When working with data, it’s often necessary to order and rank rows based on specific criteria. PostgreSQL provides powerful ranking functions like RANK, DENSE_RANK, and ROW_NUMBER to make these tasks easier. In this tutorial, you’ll learn how to use these functions with progressively complex examples.

Understanding Ranking Functions

In PostgreSQL, ranking functions are a subset of window functions that assign a unique rank value to each row within a partition of a result set. Before diving into examples, let’s define each function:

  • RANK: Assigns a unique rank to each row, with gaps for ties.
  • DENSE_RANK: Similar to RANK, but without gaps in ranking numbers for tied values.
  • ROW_NUMBER: Assigns a unique number to each row, irrespective of ties, starting from 1.

Basic Usage

Let’s start with a simple example where we rank sales data:

SELECT salesperson_id,
       sales_amount,
       RANK() OVER (ORDER BY sales_amount DESC) AS sales_rank
FROM sales;

This query assigns a rank to each salesperson based on their sales_amount in descending order.

Ranking With Ties

Now let’s see how RANK handles ties:

SELECT salesperson_id,
       sales_amount,
       RANK() OVER (ORDER BY sales_amount DESC) AS sales_rank
FROM sales;

-- If two salespeople have the same sales_amount, they will receive the same rank, and the subsequent rank will be skipped.

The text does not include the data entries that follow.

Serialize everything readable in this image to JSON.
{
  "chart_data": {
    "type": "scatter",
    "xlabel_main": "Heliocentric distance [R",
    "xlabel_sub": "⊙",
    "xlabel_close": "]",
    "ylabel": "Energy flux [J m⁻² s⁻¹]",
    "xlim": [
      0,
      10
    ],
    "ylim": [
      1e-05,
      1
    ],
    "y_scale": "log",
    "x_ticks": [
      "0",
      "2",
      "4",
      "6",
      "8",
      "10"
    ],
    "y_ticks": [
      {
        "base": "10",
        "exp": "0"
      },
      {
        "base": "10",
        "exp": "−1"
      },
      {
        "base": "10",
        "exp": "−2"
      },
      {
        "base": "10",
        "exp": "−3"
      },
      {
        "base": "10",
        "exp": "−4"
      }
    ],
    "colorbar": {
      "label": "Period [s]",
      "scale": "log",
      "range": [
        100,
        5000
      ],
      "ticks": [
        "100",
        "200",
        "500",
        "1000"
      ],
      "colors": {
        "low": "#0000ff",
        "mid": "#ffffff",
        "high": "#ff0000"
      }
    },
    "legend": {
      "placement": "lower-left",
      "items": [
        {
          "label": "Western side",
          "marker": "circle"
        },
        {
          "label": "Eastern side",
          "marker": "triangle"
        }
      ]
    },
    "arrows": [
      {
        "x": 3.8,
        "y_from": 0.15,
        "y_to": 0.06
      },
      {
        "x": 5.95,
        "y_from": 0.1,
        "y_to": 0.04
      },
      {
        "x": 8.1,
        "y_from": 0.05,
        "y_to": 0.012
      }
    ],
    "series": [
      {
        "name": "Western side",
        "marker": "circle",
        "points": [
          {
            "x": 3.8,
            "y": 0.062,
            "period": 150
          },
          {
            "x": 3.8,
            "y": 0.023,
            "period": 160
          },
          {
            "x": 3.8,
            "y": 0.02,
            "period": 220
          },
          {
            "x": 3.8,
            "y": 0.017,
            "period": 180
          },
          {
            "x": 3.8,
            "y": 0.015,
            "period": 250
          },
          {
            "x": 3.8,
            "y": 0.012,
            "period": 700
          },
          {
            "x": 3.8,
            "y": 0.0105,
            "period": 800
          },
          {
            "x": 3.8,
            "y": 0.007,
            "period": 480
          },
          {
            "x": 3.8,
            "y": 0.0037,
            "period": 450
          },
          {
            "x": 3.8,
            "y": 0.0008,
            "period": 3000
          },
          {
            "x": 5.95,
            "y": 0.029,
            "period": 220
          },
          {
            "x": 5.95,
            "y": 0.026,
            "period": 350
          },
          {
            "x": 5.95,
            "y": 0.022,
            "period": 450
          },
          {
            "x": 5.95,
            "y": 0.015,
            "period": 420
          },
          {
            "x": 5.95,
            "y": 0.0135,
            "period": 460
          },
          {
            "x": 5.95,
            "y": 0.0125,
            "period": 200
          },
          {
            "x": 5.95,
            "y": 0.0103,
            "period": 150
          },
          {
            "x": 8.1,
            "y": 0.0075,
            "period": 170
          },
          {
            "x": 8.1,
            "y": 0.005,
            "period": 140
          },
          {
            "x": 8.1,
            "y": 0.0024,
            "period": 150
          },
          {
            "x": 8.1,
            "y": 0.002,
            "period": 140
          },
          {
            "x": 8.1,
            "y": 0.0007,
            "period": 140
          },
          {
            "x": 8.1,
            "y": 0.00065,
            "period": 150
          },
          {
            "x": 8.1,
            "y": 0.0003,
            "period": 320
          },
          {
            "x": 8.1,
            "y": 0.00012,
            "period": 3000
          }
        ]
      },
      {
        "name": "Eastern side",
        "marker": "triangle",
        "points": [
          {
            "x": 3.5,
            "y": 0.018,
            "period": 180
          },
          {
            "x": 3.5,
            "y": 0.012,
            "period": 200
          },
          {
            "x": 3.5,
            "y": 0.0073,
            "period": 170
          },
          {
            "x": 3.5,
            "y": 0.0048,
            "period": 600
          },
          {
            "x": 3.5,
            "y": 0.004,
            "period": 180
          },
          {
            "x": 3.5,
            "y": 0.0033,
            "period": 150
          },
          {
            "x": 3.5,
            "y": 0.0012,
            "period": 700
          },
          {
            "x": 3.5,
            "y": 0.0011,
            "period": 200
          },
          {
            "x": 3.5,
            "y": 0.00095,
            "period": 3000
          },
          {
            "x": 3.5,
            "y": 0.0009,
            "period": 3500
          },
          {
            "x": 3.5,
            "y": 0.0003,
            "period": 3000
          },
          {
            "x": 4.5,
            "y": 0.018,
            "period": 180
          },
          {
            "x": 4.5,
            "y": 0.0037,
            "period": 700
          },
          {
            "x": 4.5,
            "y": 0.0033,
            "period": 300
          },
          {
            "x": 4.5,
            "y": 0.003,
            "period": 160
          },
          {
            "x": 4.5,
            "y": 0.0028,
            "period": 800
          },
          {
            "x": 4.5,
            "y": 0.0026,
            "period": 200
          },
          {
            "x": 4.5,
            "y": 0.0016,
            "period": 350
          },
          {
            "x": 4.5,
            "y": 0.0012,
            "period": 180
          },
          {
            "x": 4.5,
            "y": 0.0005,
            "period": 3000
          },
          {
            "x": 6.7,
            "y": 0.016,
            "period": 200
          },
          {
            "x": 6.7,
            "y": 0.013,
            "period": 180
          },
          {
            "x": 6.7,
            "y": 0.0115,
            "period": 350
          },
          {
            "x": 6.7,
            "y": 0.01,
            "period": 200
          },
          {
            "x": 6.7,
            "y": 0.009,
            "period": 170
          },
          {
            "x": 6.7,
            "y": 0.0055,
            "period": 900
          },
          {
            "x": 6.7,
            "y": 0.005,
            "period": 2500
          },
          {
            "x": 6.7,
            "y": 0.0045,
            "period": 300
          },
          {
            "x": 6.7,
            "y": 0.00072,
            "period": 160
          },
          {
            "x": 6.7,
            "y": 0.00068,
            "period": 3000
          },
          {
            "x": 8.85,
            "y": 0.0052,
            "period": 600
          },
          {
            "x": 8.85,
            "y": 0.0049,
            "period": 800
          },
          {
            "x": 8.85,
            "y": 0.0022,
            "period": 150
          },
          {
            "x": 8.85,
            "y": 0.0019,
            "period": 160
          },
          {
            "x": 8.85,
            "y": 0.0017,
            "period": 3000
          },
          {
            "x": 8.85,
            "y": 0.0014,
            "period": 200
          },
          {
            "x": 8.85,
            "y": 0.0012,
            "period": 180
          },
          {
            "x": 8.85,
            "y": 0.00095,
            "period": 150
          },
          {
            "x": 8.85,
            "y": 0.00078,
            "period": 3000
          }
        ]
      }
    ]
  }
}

DENSE_RANK, on the other hand, does not skip ranks:

SELECT salesperson_id,
       sales_amount,
       DENSE_RANK() OVER (ORDER BY sales_amount DESC) AS dense_sales_rank
FROM sales;

Partitioning Data

Partitioning allows ranking within subsets of data. Here we partition by region:

SELECT region,
       salesperson_id,
       sales_amount,
       RANK() OVER (PARTITION BY region ORDER BY sales_amount DESC) AS regional_rank
FROM sales;

This will rank salespeople within each region separately.

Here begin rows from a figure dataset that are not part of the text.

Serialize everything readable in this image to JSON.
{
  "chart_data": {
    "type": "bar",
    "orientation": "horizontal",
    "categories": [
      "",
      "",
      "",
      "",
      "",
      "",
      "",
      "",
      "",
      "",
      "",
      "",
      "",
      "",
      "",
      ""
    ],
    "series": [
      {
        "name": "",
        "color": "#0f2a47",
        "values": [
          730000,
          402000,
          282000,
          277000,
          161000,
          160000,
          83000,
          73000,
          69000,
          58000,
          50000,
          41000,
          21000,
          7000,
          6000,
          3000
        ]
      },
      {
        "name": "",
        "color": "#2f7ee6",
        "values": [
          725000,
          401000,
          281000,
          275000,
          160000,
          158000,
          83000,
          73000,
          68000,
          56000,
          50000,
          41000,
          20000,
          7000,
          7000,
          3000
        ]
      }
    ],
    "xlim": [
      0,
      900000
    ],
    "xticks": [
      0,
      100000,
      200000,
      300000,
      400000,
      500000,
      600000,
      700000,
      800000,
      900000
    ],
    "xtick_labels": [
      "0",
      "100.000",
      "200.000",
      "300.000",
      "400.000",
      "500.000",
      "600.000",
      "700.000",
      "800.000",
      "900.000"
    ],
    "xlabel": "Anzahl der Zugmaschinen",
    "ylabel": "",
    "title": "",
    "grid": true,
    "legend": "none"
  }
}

ROW_NUMBER and its uniqueness

ROW_NUMBER assigns a distinct number to each row, which can be useful for pagination or where a strict sequence is required:

SELECT salesperson_id,
       sales_amount,
       ROW_NUMBER() OVER (ORDER BY sales_amount DESC) AS row_number
FROM sales;

Each salesperson will have a unique row number, regardless of ties in sales_amount.

Advanced Use Cases

Let’s combine these functions with other SQL features for more advanced analyses:

WITH ranked_sales AS (
    SELECT region,
           salesperson_id,
           sales_amount,
           RANK() OVER (PARTITION BY region ORDER BY sales_amount DESC) AS rank,
           DENSE_RANK() OVER (PARTITION BY region ORDER BY sales_amount DESC) AS dense_rank,
           ROW_NUMBER() OVER (PARTITION BY region ORDER BY sales_amount DESC) AS row_number
    FROM sales
)
SELECT *
FROM ranked_sales
WHERE rank <= 3;

This CTE (Common Table Expression) allows us to filter and retrieve only the top 3 ranked sales within each region.

Combining with JOINs

You can also join ranked results with other tables to enrich your data:

WITH ranked_products AS (
    SELECT product_id,
           sales_amount,
           RANK() OVER (ORDER BY sales_amount DESC) AS rank
    FROM sales
)
SELECT p.name, rp.sales_amount, rp.rank
FROM ranked_products rp
JOIN products p ON rp.product_id = p.id
WHERE rp.rank <= 5;

Here, we’re joining the top 5 ranked products with the products table to get product names alongside their sales rank.

Conclusion

RANK, DENSE_RANK, and ROW_NUMBER are incredibly versatile functions in PostgreSQL that help in ranking and distributing rows across various criteria. By incorporating these functions into your SQL queries, you can solve complex data problems with ease and deliver insightful business intelligence data.